Anders Zorn: Sweden’s Master Painter is the largest exhibition of his works outside Sweden, now at San Francisco’s Legion of Honor through February 2 (after which it travels to New York’s National Academy Museum, February 27-May 18).
Zorn travelled widely to study and to paint. He was an acknowledged master in drawing, watercolor, oil, etching and sculptures, and was one of the most famous and expensive portraitists in his time. He portrayed three U.S. presidents and captured the essence of many U.S. socialites. Yet he is unknown to many Americans, artists and art historians.
This happens to be a superb year for Zorn in America. Earlier in 2013 he was featured (“A European Artist Seduces America”) at the Isabelle Stewart Gardner Museum in Boston, covered by Nordstjernan. Now at the turn of the year, he’s featured in this exhibit on both coasts.
He painted with his friends, the Impressionists of France, even exhibiting in their great national exhibitions. Zorn's art hangs in their national galleries, and even in his 20s he was so esteemed by them as to be decorated with their Legion of Honor.

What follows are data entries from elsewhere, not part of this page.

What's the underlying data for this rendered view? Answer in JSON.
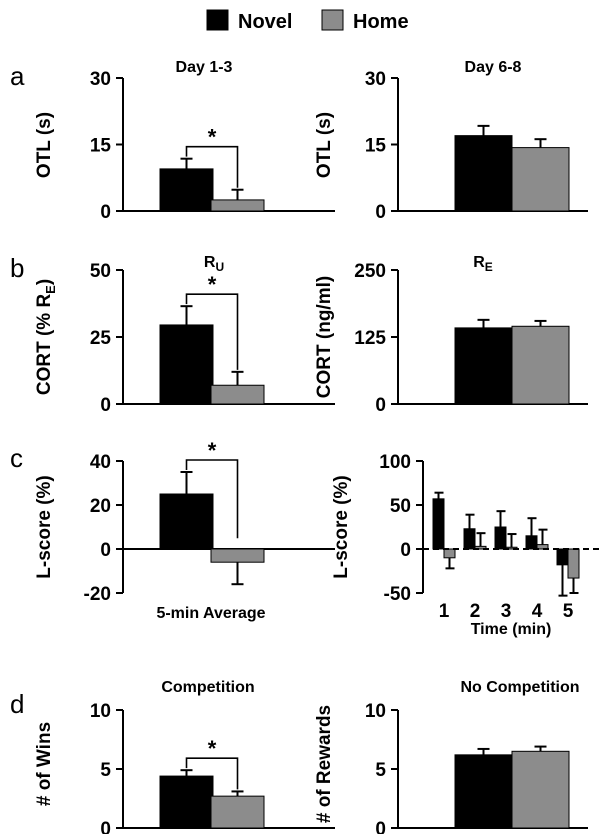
{
  "legend": {
    "items": [
      {
        "label": "Novel",
        "color": "#000000"
      },
      {
        "label": "Home",
        "color": "#8c8c8c"
      }
    ]
  },
  "chart_data": [
    {
      "panel": "a",
      "type": "bar",
      "title": "Day 1-3",
      "ylabel": "OTL (s)",
      "ylim": [
        0,
        30
      ],
      "yticks": [
        0,
        15,
        30
      ],
      "categories": [
        "Novel",
        "Home"
      ],
      "values": [
        9.5,
        2.5
      ],
      "errors": [
        2.3,
        2.3
      ],
      "significance": "*"
    },
    {
      "panel": "a",
      "type": "bar",
      "title": "Day 6-8",
      "ylabel": "OTL (s)",
      "ylim": [
        0,
        30
      ],
      "yticks": [
        0,
        15,
        30
      ],
      "categories": [
        "Novel",
        "Home"
      ],
      "values": [
        17.0,
        14.3
      ],
      "errors": [
        2.2,
        1.9
      ]
    },
    {
      "panel": "b",
      "type": "bar",
      "title": "RU",
      "title_main": "R",
      "title_sub": "U",
      "ylabel": "CORT (% RE)",
      "ylim": [
        0,
        50
      ],
      "yticks": [
        0,
        25,
        50
      ],
      "categories": [
        "Novel",
        "Home"
      ],
      "values": [
        29.5,
        7.0
      ],
      "errors": [
        7.0,
        5.0
      ],
      "significance": "*"
    },
    {
      "panel": "b",
      "type": "bar",
      "title": "RE",
      "title_main": "R",
      "title_sub": "E",
      "ylabel": "CORT (ng/ml)",
      "ylim": [
        0,
        250
      ],
      "yticks": [
        0,
        125,
        250
      ],
      "categories": [
        "Novel",
        "Home"
      ],
      "values": [
        142,
        145
      ],
      "errors": [
        15,
        10
      ]
    },
    {
      "panel": "c",
      "type": "bar",
      "ylabel": "L-score (%)",
      "xlabel": "5-min Average",
      "ylim": [
        -20,
        40
      ],
      "yticks": [
        -20,
        0,
        20,
        40
      ],
      "categories": [
        "Novel",
        "Home"
      ],
      "values": [
        25,
        -6
      ],
      "errors": [
        10,
        10
      ],
      "significance": "*"
    },
    {
      "panel": "c",
      "type": "bar",
      "ylabel": "L-score (%)",
      "xlabel": "Time (min)",
      "ylim": [
        -50,
        100
      ],
      "yticks": [
        -50,
        0,
        50,
        100
      ],
      "categories": [
        "1",
        "2",
        "3",
        "4",
        "5"
      ],
      "series": [
        {
          "name": "Novel",
          "values": [
            57,
            23,
            25,
            15,
            -18
          ],
          "errors": [
            7,
            16,
            18,
            20,
            35
          ]
        },
        {
          "name": "Home",
          "values": [
            -10,
            3,
            2,
            5,
            -33
          ],
          "errors": [
            12,
            15,
            15,
            17,
            17
          ]
        }
      ]
    },
    {
      "panel": "d",
      "type": "bar",
      "title": "Competition",
      "ylabel": "# of Wins",
      "ylim": [
        0,
        10
      ],
      "yticks": [
        0,
        5,
        10
      ],
      "categories": [
        "Novel",
        "Home"
      ],
      "values": [
        4.4,
        2.7
      ],
      "errors": [
        0.5,
        0.4
      ],
      "significance": "*"
    },
    {
      "panel": "d",
      "type": "bar",
      "title": "No Competition",
      "ylabel": "# of Rewards",
      "ylim": [
        0,
        10
      ],
      "yticks": [
        0,
        5,
        10
      ],
      "categories": [
        "Novel",
        "Home"
      ],
      "values": [
        6.2,
        6.5
      ],
      "errors": [
        0.5,
        0.4
      ]
    }
  ]
}
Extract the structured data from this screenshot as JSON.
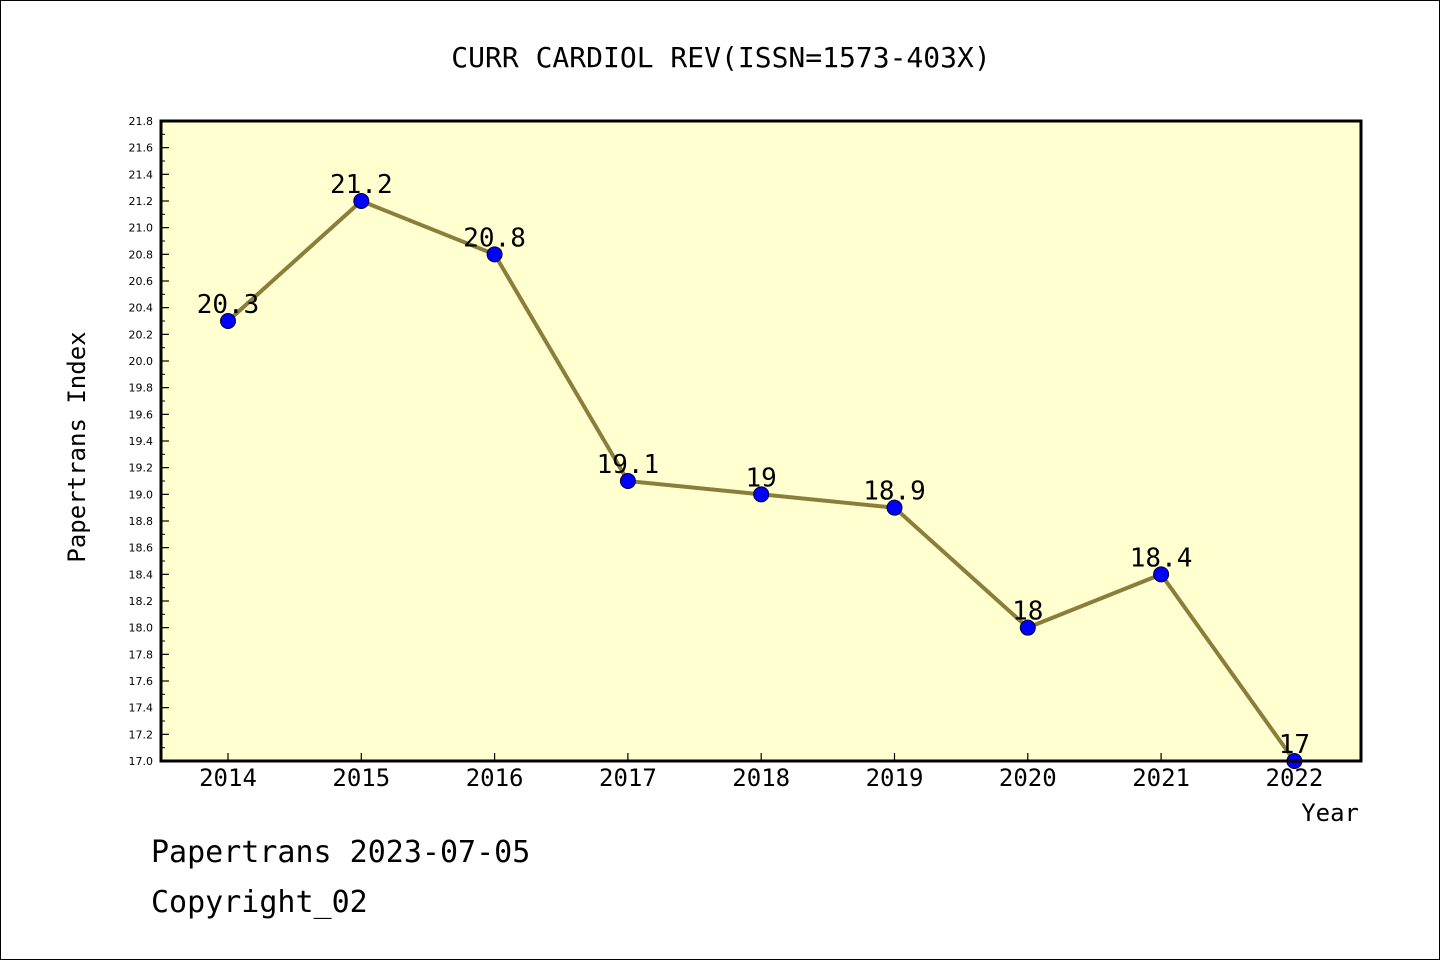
{
  "chart_data": {
    "type": "line",
    "title": "CURR CARDIOL REV(ISSN=1573-403X)",
    "xlabel": "Year",
    "ylabel": "Papertrans Index",
    "categories": [
      "2014",
      "2015",
      "2016",
      "2017",
      "2018",
      "2019",
      "2020",
      "2021",
      "2022"
    ],
    "values": [
      20.3,
      21.2,
      20.8,
      19.1,
      19.0,
      18.9,
      18.0,
      18.4,
      17.0
    ],
    "data_labels": [
      "20.3",
      "21.2",
      "20.8",
      "19.1",
      "19",
      "18.9",
      "18",
      "18.4",
      "17"
    ],
    "ylim": [
      17.0,
      21.8
    ],
    "yticks": [
      "17.0",
      "17.2",
      "17.4",
      "17.6",
      "17.8",
      "18.0",
      "18.2",
      "18.4",
      "18.6",
      "18.8",
      "19.0",
      "19.2",
      "19.4",
      "19.6",
      "19.8",
      "20.0",
      "20.2",
      "20.4",
      "20.6",
      "20.8",
      "21.0",
      "21.2",
      "21.4",
      "21.6",
      "21.8"
    ],
    "grid": false,
    "colors": {
      "plot_background": "#ffffd0",
      "line": "#8b7d3a",
      "marker": "#0000ff"
    }
  },
  "footer": {
    "line1": "Papertrans 2023-07-05",
    "line2": "Copyright_02"
  }
}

Thanks to the work of our indefatigable Consul General of Sweden Barbro Osher, an earlier planned exhibit of three painters now features only Zorn in this large retrospective covering all his media. Johan Cederlund, curator of Sweden’s Zorn Museet has assembled these painting with the curatorial assistance of our own James Ganz, curator of the Achenbach Foundation for Graphic Arts for the Fine Arts Museums of San Francisco, both of whom have written essays in the catalog.